J Cerebrovasc Endovasc Neurosurg.  2020 Sep;22(3):182-189. 10.7461/jcen.2020.22.3.182.

Cervical spinal extradural arteriovenous fistula successfully treated using transarterial balloon-assisted coil embolization

Affiliations
  • 1Department of Neurosurgery, Dongsan Medical Center, Keimyung University School of Medicine, Daegu, Korea

Abstract

We present the case of a patient who developed compressive radiculopathy that was found to be associated with a spinal extradural arteriovenous fistula. The fistula was successfully obliterated with transarteiral balloon-assisted coiling, after which the patient was symptom-free. Although spinal extradural arteriovenous fistula is rare, this pathology should be considered in the differential diagnosis of spinal radiculopathy or myelopathy. Endovascular treatment appears to have been successful in resolving the symptoms associated with this pathology.

Keyword

Spinal extradural arteriovenous fistula; Vertebral arteriovenous fistula; Endovascular treatment; Transarterial embolization; Balloon-assisted coiling

Figure

  • Fig. 1 Axial T2-weighted cervical spine magnetic resonance shows abnormal flow voids on the right C5–6 (A) and C4–5 (B) intervertebral foramina. Abnormally dilated right C5–6 intervertebral vein is seen entering the right ventral epidural space within the vertebral canal (arrow). The right anterior internal vertebral venous plexus compresses the nerve root passing the C4–5 intervertebral foramen (arrowhead). However, the image does not show any deviation due to spinal cord compression or high signal intensity in spinal cord.

  • Fig. 2 (A) Maximum intensity projection reconstruction of neck carotid magnetic resonance angiography shows dilated intervertebral veins (arrows) and anterior internal vertebral venous plexus (arrowheads) in the cervical spine from C1 to C6. (B) Volume-rendered images of neck carotid computed tomographic angiography reveal a fistulous connection between the extraosseous right vertebral artery (arrow) and its adjacent vertebral vein (arrowhead) just before entry into C6 transverse foramen.
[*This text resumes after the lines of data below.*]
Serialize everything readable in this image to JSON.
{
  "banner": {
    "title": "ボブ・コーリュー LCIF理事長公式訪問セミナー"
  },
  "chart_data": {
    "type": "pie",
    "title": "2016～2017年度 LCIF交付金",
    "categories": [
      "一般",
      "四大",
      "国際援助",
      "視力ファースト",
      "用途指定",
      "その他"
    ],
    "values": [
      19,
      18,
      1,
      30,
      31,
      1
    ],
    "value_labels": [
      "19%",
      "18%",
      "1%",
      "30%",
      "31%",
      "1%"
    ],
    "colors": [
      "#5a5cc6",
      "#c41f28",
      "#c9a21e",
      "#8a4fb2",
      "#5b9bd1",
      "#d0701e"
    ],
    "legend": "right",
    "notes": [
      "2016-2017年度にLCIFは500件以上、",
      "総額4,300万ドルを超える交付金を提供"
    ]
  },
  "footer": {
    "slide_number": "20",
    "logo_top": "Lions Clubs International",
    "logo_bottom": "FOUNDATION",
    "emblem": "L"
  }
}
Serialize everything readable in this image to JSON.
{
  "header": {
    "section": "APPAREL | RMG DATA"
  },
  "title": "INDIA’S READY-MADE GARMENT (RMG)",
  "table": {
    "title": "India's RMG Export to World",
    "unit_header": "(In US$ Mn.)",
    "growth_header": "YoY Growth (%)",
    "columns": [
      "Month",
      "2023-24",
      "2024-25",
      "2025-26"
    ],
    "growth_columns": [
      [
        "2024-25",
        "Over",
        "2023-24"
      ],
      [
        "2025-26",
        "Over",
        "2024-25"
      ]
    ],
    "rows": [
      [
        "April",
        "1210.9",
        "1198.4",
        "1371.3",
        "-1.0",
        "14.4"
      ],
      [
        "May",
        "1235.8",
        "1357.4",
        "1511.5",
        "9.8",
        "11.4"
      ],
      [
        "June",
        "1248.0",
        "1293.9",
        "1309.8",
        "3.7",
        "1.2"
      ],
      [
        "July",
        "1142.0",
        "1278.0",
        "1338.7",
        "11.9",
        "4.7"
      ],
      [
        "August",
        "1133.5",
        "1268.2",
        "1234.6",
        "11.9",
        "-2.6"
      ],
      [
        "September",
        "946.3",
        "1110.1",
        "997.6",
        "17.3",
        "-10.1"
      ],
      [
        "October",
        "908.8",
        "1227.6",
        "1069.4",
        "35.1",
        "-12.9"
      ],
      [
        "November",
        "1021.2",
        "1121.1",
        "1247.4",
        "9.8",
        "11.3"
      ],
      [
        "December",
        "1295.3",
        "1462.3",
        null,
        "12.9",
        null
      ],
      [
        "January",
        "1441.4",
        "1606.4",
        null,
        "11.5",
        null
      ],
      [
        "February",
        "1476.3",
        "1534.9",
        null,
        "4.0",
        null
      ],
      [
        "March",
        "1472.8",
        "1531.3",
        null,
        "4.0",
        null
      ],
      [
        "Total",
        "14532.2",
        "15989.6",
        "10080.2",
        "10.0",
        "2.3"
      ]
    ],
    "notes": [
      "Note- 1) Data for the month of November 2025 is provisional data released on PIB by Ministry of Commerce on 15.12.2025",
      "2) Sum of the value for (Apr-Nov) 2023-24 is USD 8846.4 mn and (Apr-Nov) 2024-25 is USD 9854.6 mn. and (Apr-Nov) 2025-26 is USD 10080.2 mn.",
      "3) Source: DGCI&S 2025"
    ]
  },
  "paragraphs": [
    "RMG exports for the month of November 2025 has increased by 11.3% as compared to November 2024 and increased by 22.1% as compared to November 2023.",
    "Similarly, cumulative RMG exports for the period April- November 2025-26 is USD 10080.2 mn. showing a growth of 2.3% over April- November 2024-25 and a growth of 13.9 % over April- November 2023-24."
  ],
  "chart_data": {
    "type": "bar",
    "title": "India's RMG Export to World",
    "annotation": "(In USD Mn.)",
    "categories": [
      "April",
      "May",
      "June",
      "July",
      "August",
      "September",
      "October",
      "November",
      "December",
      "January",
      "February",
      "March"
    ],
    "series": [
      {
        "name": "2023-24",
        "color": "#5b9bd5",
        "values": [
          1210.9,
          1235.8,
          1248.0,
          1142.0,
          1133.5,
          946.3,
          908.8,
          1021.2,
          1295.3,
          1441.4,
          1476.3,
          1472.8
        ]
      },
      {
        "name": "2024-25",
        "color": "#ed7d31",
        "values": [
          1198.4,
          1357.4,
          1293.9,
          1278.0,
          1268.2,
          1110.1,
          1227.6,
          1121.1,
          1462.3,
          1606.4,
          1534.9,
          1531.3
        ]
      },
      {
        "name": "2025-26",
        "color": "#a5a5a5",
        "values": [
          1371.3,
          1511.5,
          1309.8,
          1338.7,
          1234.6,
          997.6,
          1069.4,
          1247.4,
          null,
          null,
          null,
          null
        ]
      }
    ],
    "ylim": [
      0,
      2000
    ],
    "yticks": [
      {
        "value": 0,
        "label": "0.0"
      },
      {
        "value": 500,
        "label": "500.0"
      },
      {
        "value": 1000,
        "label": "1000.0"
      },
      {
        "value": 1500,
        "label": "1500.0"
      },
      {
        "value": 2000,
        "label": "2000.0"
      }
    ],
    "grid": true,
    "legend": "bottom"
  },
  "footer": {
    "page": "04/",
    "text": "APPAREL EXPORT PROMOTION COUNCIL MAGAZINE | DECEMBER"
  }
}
  • Fig. 3 Digital subtraction angiography of the right vertebral artery (VA). (A) The high-flow fistula occurring directly on the right VA at the C6–7 level flows backward to the adjacent extradural venous plexus. (B) Distal flow in the right VA is poor beyond the fistula in the anteroposterior view, but the right posterior inferior cerebellar artery is properly opacified. (C) Marked dilation of vertebral vein (arrow) and anterior internal vertebral venous plexus (arrowheads) is observed in the lateral view.

  • Fig. 4 (A) A 6-Fr guiding catheter inserted into the right femoral artery was delivered to the right vertebral artery to obliterate the fistula. (B) A 1.7-Fr microcatheter and 0.014 inch microwire were entered into the oval venous pouch of the right vertebral vein, and a 4×15 mm balloon inflation was performed in front of the fistula orifice during embolization. (C) As the five varied sizes of detachable coils were carefully deployed, blood flow to the fistula was gradually decreased. (D) Post-embolization angiography after balloon deflation showed total obliteration of the fistula.

  • Fig. 5 Since the procedure, the patient has been in clinical follow-ups through outpatient department, and neck carotid computed tomographic angiography performed after 24 months showed no signs of fistula recurrence.